A tropical cyclone could impact Far North Queensland this weekend as a monsoon trough builds north of Australia.
That’s the most likely scenario, according to Weatherzone, whose modelling suggests the weather pattern could collide with Cape York on Sunday evening.
Their forecast indicates communities north of Cooktown, including Coen, will likely face the most significant impact.
As the weather system heads west, the Indigenous communities of Aurukun and Pormpuraaw could also be affected.
Further south, heavy rain and storms may impact communities situated between Cairns and Innisfail, while the Atherton Tablelands can expect some flooding and gusty winds.
What will the impacts of the weather system be?
When the storm hits, damaging wind gusts and rainfall in excess of 300mm could slam parts of Cape York, Weatherzone’s senior meteorologist Brett Dutschke forecasts.
While a cyclone is yet to be confirmed, Mr Dutschke has a warning for people living in the region.

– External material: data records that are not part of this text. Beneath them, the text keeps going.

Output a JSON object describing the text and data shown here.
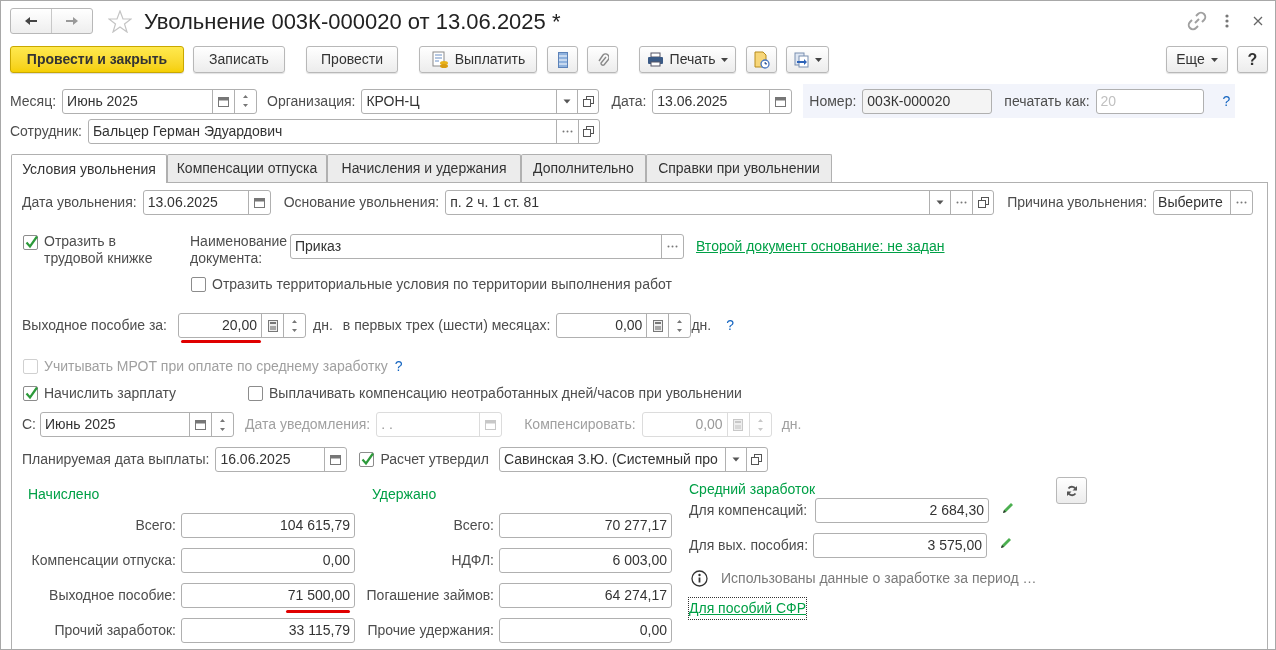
{
  "window": {
    "title": "Увольнение 003К-000020 от 13.06.2025 *"
  },
  "toolbar": {
    "post_close": "Провести и закрыть",
    "save": "Записать",
    "post": "Провести",
    "pay": "Выплатить",
    "print": "Печать",
    "more": "Еще",
    "help": "?"
  },
  "header": {
    "month": {
      "label": "Месяц:",
      "value": "Июнь 2025"
    },
    "organization": {
      "label": "Организация:",
      "value": "КРОН-Ц"
    },
    "date": {
      "label": "Дата:",
      "value": "13.06.2025"
    },
    "number": {
      "label": "Номер:",
      "value": "003К-000020"
    },
    "print_as": {
      "label": "печатать как:",
      "placeholder": "20",
      "help": "?"
    },
    "employee": {
      "label": "Сотрудник:",
      "value": "Бальцер Герман Эдуардович"
    }
  },
  "tabs": [
    {
      "label": "Условия увольнения",
      "selected": true
    },
    {
      "label": "Компенсации отпуска",
      "selected": false
    },
    {
      "label": "Начисления и удержания",
      "selected": false
    },
    {
      "label": "Дополнительно",
      "selected": false
    },
    {
      "label": "Справки при увольнении",
      "selected": false
    }
  ],
  "dismissal": {
    "date": {
      "label": "Дата увольнения:",
      "value": "13.06.2025"
    },
    "basis": {
      "label": "Основание увольнения:",
      "value": "п. 2 ч. 1 ст. 81"
    },
    "reason": {
      "label": "Причина увольнения:",
      "value": "Выберите"
    },
    "workbook": {
      "label": "Отразить в трудовой книжке",
      "checked": true
    },
    "document_name": {
      "label": "Наименование документа:",
      "value": "Приказ"
    },
    "second_document_link": "Второй документ основание: не задан",
    "territorial": {
      "label": "Отразить территориальные условия по территории выполнения работ",
      "checked": false
    },
    "severance": {
      "label": "Выходное пособие за:",
      "value": "20,00",
      "unit": "дн.",
      "underlined": true
    },
    "first_months": {
      "label": "в первых трех (шести) месяцах:",
      "value": "0,00",
      "unit": "дн.",
      "help": "?"
    },
    "mrot": {
      "label": "Учитывать МРОТ при оплате по среднему заработку",
      "checked": false,
      "disabled": true,
      "help": "?"
    },
    "accrue_salary": {
      "label": "Начислить зарплату",
      "checked": true
    },
    "pay_compensation": {
      "label": "Выплачивать компенсацию неотработанных дней/часов при увольнении",
      "checked": false
    },
    "from": {
      "label": "С:",
      "value": "Июнь 2025"
    },
    "notice_date": {
      "label": "Дата уведомления:",
      "value": " .  . ",
      "disabled": true
    },
    "compensate": {
      "label": "Компенсировать:",
      "value": "0,00",
      "unit": "дн.",
      "disabled": true
    },
    "payment_date": {
      "label": "Планируемая дата выплаты:",
      "value": "16.06.2025"
    },
    "approved": {
      "label": "Расчет утвердил",
      "checked": true,
      "value": "Савинская З.Ю. (Системный про"
    }
  },
  "accrued": {
    "title": "Начислено",
    "rows": [
      {
        "label": "Всего:",
        "value": "104 615,79",
        "underlined": false
      },
      {
        "label": "Компенсации отпуска:",
        "value": "0,00",
        "underlined": false
      },
      {
        "label": "Выходное пособие:",
        "value": "71 500,00",
        "underlined": true
      },
      {
        "label": "Прочий заработок:",
        "value": "33 115,79",
        "underlined": false
      }
    ]
  },
  "withheld": {
    "title": "Удержано",
    "rows": [
      {
        "label": "Всего:",
        "value": "70 277,17",
        "underlined": false
      },
      {
        "label": "НДФЛ:",
        "value": "6 003,00",
        "underlined": false
      },
      {
        "label": "Погашение займов:",
        "value": "64 274,17",
        "underlined": false
      },
      {
        "label": "Прочие удержания:",
        "value": "0,00",
        "underlined": false
      }
    ]
  },
  "average": {
    "title": "Средний заработок",
    "rows": [
      {
        "label": "Для компенсаций:",
        "value": "2 684,30"
      },
      {
        "label": "Для вых. пособия:",
        "value": "3 575,00"
      }
    ],
    "info": "Использованы данные о заработке за период …",
    "link": "Для пособий СФР"
  }
}
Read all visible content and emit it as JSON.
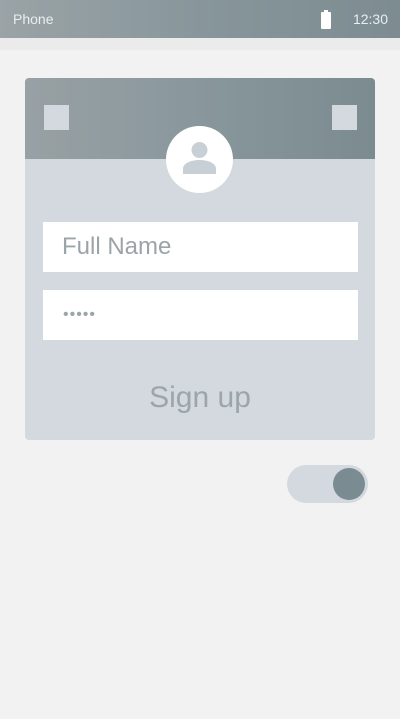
{
  "status_bar": {
    "title": "Phone",
    "time": "12:30",
    "battery_icon": "battery-icon"
  },
  "card": {
    "avatar_icon": "user-avatar-icon",
    "name_placeholder": "Full Name",
    "password_masked": "•••••",
    "signup_label": "Sign up"
  },
  "toggle": {
    "state": "on"
  },
  "colors": {
    "header_gradient_start": "#9aa3a6",
    "header_gradient_end": "#7c8c91",
    "card_background": "#d3d9de",
    "page_background": "#f2f2f2",
    "toggle_knob": "#7a8c91"
  }
}
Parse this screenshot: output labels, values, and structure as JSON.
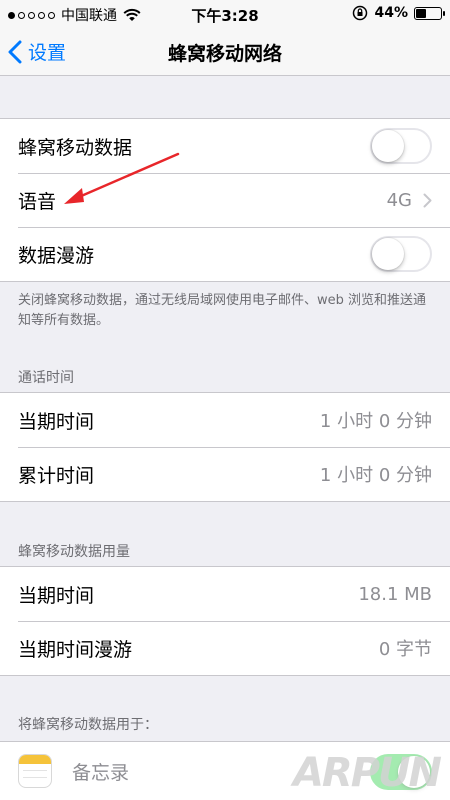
{
  "status_bar": {
    "carrier": "中国联通",
    "time": "下午3:28",
    "battery_percent": "44%",
    "battery_level": 0.44,
    "signal_dots": [
      true,
      false,
      false,
      false,
      false
    ]
  },
  "nav": {
    "back_label": "设置",
    "title": "蜂窝移动网络"
  },
  "main_group": {
    "rows": [
      {
        "label": "蜂窝移动数据",
        "toggle": false
      },
      {
        "label": "语音",
        "value": "4G"
      },
      {
        "label": "数据漫游",
        "toggle": false
      }
    ]
  },
  "main_footer": "关闭蜂窝移动数据，通过无线局域网使用电子邮件、web 浏览和推送通知等所有数据。",
  "call_time": {
    "header": "通话时间",
    "rows": [
      {
        "label": "当期时间",
        "value": "1 小时 0 分钟"
      },
      {
        "label": "累计时间",
        "value": "1 小时 0 分钟"
      }
    ]
  },
  "data_usage": {
    "header": "蜂窝移动数据用量",
    "rows": [
      {
        "label": "当期时间",
        "value": "18.1 MB"
      },
      {
        "label": "当期时间漫游",
        "value": "0 字节"
      }
    ]
  },
  "apps": {
    "header": "将蜂窝移动数据用于：",
    "rows": [
      {
        "label": "备忘录",
        "icon": "notes-app-icon"
      }
    ]
  },
  "annotation_color": "#e8262a",
  "watermark": "ARPUN"
}
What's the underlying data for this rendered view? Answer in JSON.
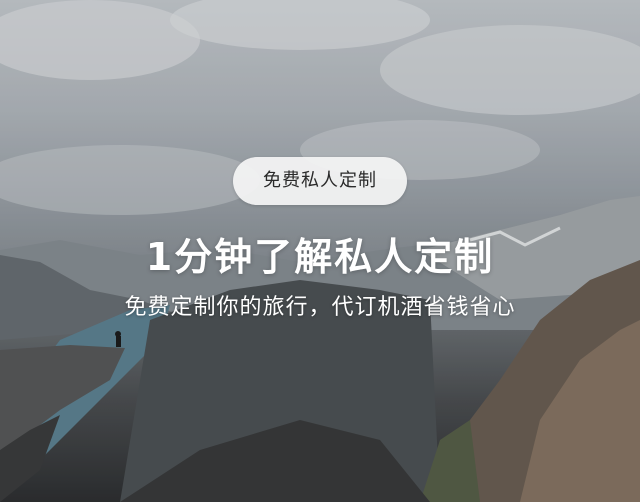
{
  "hero": {
    "badge_label": "免费私人定制",
    "title": "1分钟了解私人定制",
    "subtitle": "免费定制你的旅行，代订机酒省钱省心"
  }
}
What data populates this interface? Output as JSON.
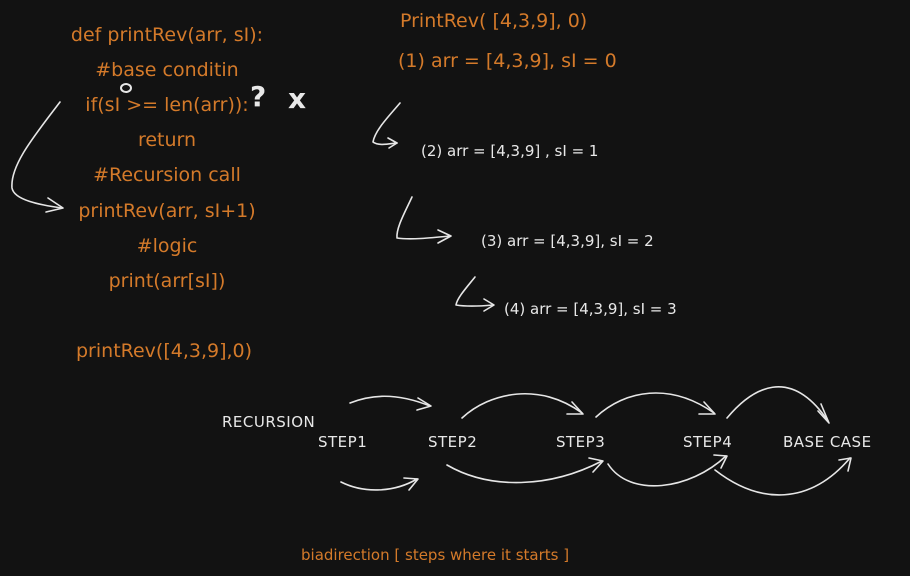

“It's worth emphasising that you don't need a cyclone to cause significant damage, particularly flooding,” he said.
“Monsoon alone and tropical lows are certainly enough to bring massive flooding and also damaging wind.
“If it's a tropical cyclone then the intensity is typically greater than just the regular tropical low."
What's causing the cyclone?
Driving the instability is the Madden-Julian oscillation, a "pulse" of cloud and rain based near the equator which is moving into an active phase.
Unstable conditions will likely to build over the next 24 hours and intensify in the following days as the monsoon becomes increasingly active.
Weatherzone believes the most likely scenario will involve a low forming south of Papua New Guinea, then heading west across Cape York to the Gulf of Carpentaria.
A less likely scenario could see the tropical low remaining weak, staying offshore and not having a direct impact on mainland Australia.
2000km storm front battering eastern Australia
A seperate low pressure trough is currently impacting much of eastern Australia.
The system is currently estimated to stretch for 850km, but it will likely expand to 2000km Friday afternoon or early evening.
While the storm has been near stationary for a number of days, it has gradually built up moisture and it has been fed north-easterly winds off the Tasman Sea.
The system is now slowly heading east, generating widespread severe storms and heavy rain across Tasmania, Victoria, Queensland and NSW.
Widespread rainfall is expected on Friday and conditions will ease overnight before building again on Saturday as the weather warms.
On the whole, fewer lightning strikes are expected on Saturday, with the storm expected to be most active around central NSW.